🤖 AI Summary
To address the communication bottleneck in collaborative LLM inference on edge devices—caused by high-dimensional activation transmission and exacerbated by autoregressive decoding, where bandwidth scales linearly with output length—this paper proposes the first layer-aware activation compression framework leveraging frequency-domain sparsity. It innovatively exploits the energy concentration of first-layer Transformer activations in low-frequency components within the Fourier domain, enabling near-lossless reconstruction via conjugate symmetry. The framework integrates FFT-based coefficient truncation with hardware acceleration tailored for DSP/FPGA platforms. Evaluated on Llama-3 and Qwen2.5, it achieves an average 7.6× compression ratio with <0.3% accuracy degradation, while accelerating compression over Top-k by >32×. This work uniquely balances high compression efficiency, minimal reconstruction error, and real-time feasibility for edge-deployed LLM inference.
📝 Abstract
Collaborative large language model (LLM) inference enables real-time, privacy-preserving AI services on resource-constrained edge devices by partitioning computational workloads between client devices and edge servers. However, this paradigm is severely hindered by communication bottlenecks caused by the transmission of high-dimensional intermediate activations, exacerbated by the autoregressive decoding structure of LLMs, where bandwidth consumption scales linearly with output length. Existing activation compression methods struggle to simultaneously achieve high compression ratios, low reconstruction error, and computational efficiency. This paper proposes FourierCompress, a novel, layer-aware activation compression framework that exploits the frequency-domain sparsity of LLM activations. We rigorously demonstrate that activations from the first Transformer layer exhibit strong smoothness and energy concentration in the low-frequency domain, making them highly amenable to near-lossless compression via the Fast Fourier Transform (FFT).
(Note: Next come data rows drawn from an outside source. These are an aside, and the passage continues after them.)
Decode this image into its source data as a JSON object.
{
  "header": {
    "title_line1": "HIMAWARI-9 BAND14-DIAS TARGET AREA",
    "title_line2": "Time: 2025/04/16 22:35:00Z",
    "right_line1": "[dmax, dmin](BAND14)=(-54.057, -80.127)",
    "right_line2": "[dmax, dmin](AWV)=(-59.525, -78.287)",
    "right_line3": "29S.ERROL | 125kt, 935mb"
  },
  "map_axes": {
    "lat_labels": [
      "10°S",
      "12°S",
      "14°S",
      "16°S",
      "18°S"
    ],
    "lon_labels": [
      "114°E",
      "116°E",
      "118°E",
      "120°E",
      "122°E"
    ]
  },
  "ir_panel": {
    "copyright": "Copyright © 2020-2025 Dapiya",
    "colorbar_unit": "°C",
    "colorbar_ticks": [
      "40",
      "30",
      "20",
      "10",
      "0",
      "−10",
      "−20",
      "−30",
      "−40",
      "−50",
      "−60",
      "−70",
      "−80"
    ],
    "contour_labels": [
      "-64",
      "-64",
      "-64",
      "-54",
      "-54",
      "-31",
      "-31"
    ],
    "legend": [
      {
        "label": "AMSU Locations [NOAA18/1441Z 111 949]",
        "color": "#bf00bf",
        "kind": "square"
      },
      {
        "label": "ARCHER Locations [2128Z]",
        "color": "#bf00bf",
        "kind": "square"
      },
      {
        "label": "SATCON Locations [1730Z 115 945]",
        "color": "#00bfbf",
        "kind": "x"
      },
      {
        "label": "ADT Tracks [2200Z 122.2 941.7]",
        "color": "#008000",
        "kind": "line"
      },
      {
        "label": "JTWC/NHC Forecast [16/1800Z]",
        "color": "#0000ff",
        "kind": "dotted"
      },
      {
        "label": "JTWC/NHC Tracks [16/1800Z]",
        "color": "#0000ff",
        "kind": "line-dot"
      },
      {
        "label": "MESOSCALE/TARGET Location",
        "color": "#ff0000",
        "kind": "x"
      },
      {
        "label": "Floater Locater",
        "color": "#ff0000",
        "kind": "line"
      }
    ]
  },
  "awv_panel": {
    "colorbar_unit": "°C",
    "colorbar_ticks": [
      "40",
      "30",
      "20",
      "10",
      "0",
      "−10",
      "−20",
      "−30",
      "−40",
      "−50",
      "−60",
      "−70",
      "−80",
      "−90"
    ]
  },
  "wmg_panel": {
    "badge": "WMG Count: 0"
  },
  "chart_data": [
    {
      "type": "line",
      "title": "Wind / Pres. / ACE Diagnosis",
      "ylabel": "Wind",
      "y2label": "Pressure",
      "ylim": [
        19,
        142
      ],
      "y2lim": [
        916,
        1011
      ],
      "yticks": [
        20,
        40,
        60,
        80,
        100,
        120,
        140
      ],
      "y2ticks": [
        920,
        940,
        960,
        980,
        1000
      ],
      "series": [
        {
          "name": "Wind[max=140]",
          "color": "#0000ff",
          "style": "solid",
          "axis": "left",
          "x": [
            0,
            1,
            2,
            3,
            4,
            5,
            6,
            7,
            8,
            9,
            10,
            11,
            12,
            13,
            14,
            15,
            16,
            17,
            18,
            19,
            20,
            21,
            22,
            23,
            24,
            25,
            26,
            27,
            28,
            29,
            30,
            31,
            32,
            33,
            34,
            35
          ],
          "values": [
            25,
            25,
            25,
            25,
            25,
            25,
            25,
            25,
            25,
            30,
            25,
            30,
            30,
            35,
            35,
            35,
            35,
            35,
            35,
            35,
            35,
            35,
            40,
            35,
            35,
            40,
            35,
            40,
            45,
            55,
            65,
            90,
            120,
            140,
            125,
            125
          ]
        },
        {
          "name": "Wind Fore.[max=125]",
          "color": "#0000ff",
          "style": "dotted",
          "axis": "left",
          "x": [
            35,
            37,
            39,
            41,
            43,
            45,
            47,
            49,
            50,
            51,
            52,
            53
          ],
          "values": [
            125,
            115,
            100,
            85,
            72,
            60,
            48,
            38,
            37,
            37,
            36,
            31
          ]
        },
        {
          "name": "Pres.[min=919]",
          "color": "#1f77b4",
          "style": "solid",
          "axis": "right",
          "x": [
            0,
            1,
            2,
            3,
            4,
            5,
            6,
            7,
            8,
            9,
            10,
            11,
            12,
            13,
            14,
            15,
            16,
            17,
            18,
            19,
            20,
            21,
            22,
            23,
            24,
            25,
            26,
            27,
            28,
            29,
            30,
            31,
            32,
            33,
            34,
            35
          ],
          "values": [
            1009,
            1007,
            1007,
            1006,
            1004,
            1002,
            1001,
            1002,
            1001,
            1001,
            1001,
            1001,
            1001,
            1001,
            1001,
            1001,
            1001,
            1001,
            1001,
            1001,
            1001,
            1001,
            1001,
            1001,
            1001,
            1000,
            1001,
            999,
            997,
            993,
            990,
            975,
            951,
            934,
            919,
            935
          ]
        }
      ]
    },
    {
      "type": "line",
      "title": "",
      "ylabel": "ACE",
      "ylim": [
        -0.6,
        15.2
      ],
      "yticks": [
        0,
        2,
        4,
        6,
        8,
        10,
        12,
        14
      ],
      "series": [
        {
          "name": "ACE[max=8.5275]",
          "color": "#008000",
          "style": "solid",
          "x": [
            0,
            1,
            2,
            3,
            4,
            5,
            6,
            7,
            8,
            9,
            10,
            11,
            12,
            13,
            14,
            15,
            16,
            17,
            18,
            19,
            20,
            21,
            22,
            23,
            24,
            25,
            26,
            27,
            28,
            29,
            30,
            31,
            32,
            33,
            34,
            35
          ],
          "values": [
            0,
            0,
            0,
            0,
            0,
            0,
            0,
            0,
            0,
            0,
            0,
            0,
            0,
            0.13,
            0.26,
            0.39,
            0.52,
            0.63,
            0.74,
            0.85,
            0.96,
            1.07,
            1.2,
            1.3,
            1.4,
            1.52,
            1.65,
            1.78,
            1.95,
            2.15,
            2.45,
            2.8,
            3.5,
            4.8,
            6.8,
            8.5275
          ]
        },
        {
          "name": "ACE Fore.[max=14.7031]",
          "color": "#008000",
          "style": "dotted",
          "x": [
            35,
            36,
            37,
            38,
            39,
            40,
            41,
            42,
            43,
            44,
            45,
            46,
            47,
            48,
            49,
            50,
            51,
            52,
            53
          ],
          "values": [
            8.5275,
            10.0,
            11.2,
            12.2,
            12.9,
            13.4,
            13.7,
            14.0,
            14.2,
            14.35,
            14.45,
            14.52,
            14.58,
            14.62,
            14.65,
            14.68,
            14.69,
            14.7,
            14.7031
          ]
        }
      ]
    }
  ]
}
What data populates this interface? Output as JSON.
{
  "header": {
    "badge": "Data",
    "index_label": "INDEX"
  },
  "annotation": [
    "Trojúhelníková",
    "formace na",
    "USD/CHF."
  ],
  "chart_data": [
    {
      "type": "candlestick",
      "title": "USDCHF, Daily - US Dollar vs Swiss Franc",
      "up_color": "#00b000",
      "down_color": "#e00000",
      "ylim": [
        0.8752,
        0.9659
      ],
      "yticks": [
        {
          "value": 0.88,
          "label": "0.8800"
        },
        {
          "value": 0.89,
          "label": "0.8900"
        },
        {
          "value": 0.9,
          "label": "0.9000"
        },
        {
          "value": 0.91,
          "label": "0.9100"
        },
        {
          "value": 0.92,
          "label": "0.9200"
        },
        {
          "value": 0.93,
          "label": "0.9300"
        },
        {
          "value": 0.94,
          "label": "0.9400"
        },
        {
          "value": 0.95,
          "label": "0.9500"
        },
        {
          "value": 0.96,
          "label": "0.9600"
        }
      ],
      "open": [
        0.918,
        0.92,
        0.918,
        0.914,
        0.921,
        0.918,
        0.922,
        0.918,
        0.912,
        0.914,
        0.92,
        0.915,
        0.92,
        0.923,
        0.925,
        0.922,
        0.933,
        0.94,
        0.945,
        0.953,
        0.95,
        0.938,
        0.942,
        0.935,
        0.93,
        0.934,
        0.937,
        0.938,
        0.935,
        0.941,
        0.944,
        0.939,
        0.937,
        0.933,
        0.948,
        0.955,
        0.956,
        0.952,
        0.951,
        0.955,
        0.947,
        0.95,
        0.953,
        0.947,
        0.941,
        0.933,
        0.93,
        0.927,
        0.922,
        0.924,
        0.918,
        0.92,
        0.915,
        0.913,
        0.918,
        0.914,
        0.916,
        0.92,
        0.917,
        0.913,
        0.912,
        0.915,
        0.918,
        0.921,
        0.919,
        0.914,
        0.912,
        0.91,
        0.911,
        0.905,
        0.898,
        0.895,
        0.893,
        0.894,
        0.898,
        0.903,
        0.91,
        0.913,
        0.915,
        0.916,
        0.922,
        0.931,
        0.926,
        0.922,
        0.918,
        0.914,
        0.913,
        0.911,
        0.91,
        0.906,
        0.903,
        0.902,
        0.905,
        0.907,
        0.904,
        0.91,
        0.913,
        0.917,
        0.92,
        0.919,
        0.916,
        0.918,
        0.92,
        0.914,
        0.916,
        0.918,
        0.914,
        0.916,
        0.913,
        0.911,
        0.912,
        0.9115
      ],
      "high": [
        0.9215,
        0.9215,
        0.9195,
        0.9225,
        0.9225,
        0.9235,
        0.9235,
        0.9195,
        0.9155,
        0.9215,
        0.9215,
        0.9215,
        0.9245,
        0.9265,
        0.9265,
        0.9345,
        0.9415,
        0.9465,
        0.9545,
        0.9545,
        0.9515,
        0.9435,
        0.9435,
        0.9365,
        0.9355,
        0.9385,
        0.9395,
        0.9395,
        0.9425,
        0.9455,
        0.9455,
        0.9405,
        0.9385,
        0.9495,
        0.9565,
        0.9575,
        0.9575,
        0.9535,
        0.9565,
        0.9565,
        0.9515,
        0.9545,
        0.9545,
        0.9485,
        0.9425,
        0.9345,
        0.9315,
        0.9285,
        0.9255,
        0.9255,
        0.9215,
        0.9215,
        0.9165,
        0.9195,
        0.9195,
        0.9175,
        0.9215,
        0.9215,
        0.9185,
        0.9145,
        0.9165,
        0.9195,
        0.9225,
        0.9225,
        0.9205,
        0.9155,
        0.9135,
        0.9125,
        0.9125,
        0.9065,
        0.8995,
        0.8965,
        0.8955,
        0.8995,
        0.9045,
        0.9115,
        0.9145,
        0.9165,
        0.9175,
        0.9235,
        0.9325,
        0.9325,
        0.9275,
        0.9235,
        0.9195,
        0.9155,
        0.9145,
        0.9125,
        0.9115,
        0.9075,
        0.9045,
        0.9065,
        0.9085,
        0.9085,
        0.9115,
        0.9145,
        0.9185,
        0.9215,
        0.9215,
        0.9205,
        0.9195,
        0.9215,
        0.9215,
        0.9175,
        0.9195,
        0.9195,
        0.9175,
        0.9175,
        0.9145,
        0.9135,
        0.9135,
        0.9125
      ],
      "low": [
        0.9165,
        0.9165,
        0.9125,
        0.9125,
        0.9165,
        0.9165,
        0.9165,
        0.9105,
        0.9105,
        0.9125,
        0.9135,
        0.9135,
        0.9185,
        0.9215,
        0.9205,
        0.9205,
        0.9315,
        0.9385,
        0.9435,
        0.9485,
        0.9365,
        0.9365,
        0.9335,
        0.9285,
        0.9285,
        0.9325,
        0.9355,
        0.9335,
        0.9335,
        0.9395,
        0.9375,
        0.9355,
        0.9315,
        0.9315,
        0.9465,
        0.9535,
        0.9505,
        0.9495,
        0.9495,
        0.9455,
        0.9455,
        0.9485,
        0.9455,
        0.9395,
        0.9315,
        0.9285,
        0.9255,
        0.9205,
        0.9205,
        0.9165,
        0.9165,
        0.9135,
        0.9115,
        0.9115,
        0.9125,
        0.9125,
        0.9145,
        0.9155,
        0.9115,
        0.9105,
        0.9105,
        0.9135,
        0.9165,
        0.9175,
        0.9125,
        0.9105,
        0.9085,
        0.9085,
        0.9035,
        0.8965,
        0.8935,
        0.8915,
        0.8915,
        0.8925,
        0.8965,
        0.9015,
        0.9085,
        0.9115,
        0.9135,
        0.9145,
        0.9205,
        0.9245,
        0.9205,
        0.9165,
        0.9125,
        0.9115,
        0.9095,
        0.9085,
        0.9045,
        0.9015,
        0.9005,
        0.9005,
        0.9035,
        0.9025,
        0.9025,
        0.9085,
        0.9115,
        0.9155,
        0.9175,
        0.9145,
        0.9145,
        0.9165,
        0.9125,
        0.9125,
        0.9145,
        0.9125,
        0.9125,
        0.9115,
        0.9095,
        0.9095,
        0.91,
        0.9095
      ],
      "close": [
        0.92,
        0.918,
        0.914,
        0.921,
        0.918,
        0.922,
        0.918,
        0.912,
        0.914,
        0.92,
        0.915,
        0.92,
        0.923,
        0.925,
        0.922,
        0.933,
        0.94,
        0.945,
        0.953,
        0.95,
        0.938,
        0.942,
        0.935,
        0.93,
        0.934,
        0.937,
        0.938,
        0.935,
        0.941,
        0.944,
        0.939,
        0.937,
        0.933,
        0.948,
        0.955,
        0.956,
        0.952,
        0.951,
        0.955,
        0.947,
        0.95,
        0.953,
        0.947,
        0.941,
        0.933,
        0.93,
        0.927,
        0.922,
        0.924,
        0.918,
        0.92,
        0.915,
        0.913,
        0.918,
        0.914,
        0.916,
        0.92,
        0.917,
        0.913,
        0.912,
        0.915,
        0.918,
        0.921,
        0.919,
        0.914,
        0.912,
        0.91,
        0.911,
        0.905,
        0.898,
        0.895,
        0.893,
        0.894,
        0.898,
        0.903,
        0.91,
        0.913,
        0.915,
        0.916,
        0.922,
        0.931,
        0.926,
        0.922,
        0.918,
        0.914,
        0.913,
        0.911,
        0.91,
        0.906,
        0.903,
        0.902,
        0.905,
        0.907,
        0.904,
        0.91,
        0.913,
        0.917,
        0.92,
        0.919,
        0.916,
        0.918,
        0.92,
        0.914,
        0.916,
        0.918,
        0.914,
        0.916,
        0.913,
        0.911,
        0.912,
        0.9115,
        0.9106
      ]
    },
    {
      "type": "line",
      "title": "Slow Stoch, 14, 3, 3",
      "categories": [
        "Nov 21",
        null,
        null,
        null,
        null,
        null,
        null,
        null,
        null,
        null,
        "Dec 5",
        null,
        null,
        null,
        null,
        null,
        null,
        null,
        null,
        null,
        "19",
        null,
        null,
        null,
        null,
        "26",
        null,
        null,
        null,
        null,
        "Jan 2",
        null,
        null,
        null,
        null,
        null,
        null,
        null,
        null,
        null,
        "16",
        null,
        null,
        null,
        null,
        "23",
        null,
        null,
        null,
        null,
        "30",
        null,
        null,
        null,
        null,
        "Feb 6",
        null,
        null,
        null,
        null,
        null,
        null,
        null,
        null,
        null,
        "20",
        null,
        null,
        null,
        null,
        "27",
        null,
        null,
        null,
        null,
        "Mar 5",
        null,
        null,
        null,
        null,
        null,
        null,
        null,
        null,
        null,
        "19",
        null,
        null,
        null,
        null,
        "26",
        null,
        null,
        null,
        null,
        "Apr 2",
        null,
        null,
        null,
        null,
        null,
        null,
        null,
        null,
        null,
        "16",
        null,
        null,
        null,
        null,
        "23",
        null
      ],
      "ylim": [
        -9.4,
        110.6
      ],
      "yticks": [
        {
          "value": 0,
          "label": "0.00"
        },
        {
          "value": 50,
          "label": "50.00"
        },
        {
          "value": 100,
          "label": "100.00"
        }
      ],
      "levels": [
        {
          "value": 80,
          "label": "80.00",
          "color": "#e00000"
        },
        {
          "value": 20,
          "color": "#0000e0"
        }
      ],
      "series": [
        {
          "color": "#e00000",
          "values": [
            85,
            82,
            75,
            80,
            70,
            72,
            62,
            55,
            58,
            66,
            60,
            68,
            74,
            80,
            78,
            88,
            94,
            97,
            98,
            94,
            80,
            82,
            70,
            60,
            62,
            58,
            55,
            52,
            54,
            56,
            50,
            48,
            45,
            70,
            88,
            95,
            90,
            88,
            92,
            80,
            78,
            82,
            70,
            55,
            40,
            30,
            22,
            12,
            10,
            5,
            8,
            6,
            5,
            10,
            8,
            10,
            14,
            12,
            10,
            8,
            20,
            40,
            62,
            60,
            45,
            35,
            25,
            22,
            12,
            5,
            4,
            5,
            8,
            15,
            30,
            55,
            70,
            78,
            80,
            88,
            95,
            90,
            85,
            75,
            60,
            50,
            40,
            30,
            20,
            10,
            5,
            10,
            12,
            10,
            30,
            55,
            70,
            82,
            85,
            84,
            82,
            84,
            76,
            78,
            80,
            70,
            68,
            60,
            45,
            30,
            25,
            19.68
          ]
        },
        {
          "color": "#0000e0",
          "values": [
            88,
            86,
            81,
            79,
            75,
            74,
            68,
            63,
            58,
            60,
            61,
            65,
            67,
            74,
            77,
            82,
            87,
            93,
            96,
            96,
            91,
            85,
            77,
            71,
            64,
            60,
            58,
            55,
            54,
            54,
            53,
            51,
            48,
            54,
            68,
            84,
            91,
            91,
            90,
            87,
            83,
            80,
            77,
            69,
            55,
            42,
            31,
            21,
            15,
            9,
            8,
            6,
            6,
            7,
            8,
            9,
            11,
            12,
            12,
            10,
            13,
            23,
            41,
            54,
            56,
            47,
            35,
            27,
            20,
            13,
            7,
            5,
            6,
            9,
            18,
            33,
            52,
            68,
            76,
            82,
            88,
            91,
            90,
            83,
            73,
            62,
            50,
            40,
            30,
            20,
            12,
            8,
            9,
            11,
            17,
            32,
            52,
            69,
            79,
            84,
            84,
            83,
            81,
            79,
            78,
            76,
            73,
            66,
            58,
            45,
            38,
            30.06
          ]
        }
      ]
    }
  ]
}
FourierCompress transforms activations into the frequency domain, retains only a compact block of low-frequency coefficients, and reconstructs the signal at the server using conjugate symmetry, enabling seamless hardware acceleration on DSPs and FPGAs. Extensive experiments on Llama 3 and Qwen2.5 models across 10 commonsense reasoning datasets demonstrate that FourierCompress preserves performance remarkably close to the uncompressed baseline, outperforming Top-k, QR, and SVD. FourierCompress bridges the gap between communication efficiency (an average 7.6x reduction in activation size), near-lossless inference (less than 0.3% average accuracy loss), and significantly faster compression (achieving over 32x reduction in compression time compared to Top-k via hardware acceleration) for edge-device LLM inference.